What Can Video Game Design Teach Marketers?
It’s more than the gamification buzz that’s been thrown around.
I’m a total nerd. It took me a long time to realize how big of a nerd I really am though. In high school, I was friends with people that played sports (when I did not). Being friends with “jocks” clouded my self-assessment accuracy, and drowned out all of the Pokemon I watched which would have normally allowed me to easily establish my nerditude. I also spent a lot of time playing video games, both with friends and alone. Video games offered a source of connection and camaraderie with jocks that I couldn’t fake on the court/field/pitch, and an escape into a more heroic self when I was alone.
College was a lot of the same. Other than my roommate, I didn’t socialize much. I spent most of my time studying, learning how to film and edit video, learning to do a little bit of coding, and re-watching movies pursuant to my film criticism courses. All of that learning led me down the marketing/communications route, which I fell in love with. Marketing, coupled with my new found interest in criticism of movies (and in turn everything else I encountered) let me down the road of looking at all of those video games I’d played differently.

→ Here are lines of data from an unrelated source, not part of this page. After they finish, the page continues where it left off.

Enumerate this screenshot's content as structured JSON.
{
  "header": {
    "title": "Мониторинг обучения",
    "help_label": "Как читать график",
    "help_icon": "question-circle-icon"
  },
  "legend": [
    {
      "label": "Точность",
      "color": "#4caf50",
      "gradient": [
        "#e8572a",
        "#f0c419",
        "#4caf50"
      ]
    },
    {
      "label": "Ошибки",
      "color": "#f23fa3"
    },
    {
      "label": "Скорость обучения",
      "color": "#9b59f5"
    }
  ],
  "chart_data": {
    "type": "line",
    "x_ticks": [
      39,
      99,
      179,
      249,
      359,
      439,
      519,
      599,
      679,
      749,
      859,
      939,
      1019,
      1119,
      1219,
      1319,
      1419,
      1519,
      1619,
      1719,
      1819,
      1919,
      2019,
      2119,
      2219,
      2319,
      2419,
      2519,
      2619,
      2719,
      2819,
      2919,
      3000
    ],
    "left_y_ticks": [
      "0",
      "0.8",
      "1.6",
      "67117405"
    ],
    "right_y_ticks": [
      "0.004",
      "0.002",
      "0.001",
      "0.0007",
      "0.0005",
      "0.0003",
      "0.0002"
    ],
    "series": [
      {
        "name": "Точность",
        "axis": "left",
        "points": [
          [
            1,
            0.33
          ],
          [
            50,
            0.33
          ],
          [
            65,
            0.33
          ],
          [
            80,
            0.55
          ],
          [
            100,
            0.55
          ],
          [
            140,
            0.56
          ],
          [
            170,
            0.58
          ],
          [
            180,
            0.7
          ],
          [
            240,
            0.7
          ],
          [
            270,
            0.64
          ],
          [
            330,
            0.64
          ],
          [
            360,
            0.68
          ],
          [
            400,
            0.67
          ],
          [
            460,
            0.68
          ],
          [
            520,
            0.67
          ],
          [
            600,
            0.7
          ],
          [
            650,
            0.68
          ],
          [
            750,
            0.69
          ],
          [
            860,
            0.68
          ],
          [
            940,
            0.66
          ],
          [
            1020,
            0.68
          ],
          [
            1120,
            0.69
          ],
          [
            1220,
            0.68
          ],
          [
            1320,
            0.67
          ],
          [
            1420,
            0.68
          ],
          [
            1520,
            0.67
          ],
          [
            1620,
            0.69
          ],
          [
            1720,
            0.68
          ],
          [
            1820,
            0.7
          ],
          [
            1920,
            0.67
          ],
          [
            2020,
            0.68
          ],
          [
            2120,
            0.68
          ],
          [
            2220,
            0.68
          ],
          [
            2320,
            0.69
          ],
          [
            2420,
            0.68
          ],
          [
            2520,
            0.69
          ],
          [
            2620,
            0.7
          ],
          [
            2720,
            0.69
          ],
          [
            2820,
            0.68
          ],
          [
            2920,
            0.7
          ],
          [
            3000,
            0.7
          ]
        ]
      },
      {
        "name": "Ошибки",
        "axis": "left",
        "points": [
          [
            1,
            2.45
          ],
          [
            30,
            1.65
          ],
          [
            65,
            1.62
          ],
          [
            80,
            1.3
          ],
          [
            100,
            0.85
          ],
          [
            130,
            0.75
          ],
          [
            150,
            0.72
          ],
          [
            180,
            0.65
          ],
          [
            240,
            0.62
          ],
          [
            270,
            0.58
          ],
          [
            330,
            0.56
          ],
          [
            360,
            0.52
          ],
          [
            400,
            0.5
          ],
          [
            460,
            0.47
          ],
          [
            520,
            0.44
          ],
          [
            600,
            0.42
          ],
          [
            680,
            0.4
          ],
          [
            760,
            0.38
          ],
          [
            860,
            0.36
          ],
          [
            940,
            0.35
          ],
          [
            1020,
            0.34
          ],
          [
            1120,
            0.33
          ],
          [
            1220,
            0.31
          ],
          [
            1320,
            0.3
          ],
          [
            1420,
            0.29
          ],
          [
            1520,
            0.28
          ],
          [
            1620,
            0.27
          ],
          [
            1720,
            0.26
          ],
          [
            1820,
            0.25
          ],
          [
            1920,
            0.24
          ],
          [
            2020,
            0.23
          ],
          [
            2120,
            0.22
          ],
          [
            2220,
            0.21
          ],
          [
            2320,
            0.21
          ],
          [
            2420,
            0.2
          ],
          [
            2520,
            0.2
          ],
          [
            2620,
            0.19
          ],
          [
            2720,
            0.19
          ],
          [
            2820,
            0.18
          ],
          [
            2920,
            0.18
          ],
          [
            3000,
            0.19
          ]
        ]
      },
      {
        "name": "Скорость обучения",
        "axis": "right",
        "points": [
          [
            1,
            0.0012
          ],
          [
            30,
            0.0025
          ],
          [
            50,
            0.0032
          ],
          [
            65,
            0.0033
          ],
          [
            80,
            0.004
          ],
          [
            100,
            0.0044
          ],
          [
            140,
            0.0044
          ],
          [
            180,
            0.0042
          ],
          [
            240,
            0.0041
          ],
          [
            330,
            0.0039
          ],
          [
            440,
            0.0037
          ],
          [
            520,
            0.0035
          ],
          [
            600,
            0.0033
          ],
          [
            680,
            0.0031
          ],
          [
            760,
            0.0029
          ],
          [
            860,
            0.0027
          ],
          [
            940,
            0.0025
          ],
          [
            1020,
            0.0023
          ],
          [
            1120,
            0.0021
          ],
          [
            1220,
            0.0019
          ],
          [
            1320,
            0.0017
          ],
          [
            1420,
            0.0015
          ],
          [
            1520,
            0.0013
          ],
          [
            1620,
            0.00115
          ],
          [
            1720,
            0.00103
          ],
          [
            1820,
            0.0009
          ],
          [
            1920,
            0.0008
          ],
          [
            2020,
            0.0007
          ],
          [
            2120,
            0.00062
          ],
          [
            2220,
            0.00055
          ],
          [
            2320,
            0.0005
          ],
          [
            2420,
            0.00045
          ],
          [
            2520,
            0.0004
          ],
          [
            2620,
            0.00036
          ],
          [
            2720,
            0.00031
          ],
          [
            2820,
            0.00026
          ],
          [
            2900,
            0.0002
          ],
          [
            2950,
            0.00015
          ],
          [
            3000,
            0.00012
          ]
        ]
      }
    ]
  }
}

Fast forward a dozen years, and here I am. Sucked down a flooded rabbit hole of marketing, drowning in buzzwords and phrases preaching “starting with why”, “building the customer life-cycle experience journey round”, and “content and context and con-queso are kings”. As I’ve struggled to parse together the thought-leadership from a million different and disconnected applications of modern marketing theology, I think I’ve found a group of disciplined professionals building a framework for what modern marketers are trying to say.
That group of unwitting pioneers is video game designers. Game design is a complicated thing, grounded tightly in behavioral psychology. That obviously closely aligns it with marketing as a discipline, but game designers have been testing and perfecting their craft differently than marketers for the last 30 years. To that end, I think we have a lot to learn. And while I’m obviously not a video game designer, I feel confident enough that my understanding of the concepts will allow me to make the connections over to a marketing application far better than the standard analogy post we’d usually get from the idea.
I’ve spent some time researching and dissecting this already with the intention of putting together a blog post. Unfortunately, I’m already well over 5k words and feel like I could finish with 3x that. So, I’ve decided to turn it into a (small) book. I know nothing about writing a book, or getting it edited. I only know how to put words down on “paper”. So that’s where I’m starting. I’m excited about how it’s making me think differently, and I can’t wait to keep working on it. I’ll keep you posted.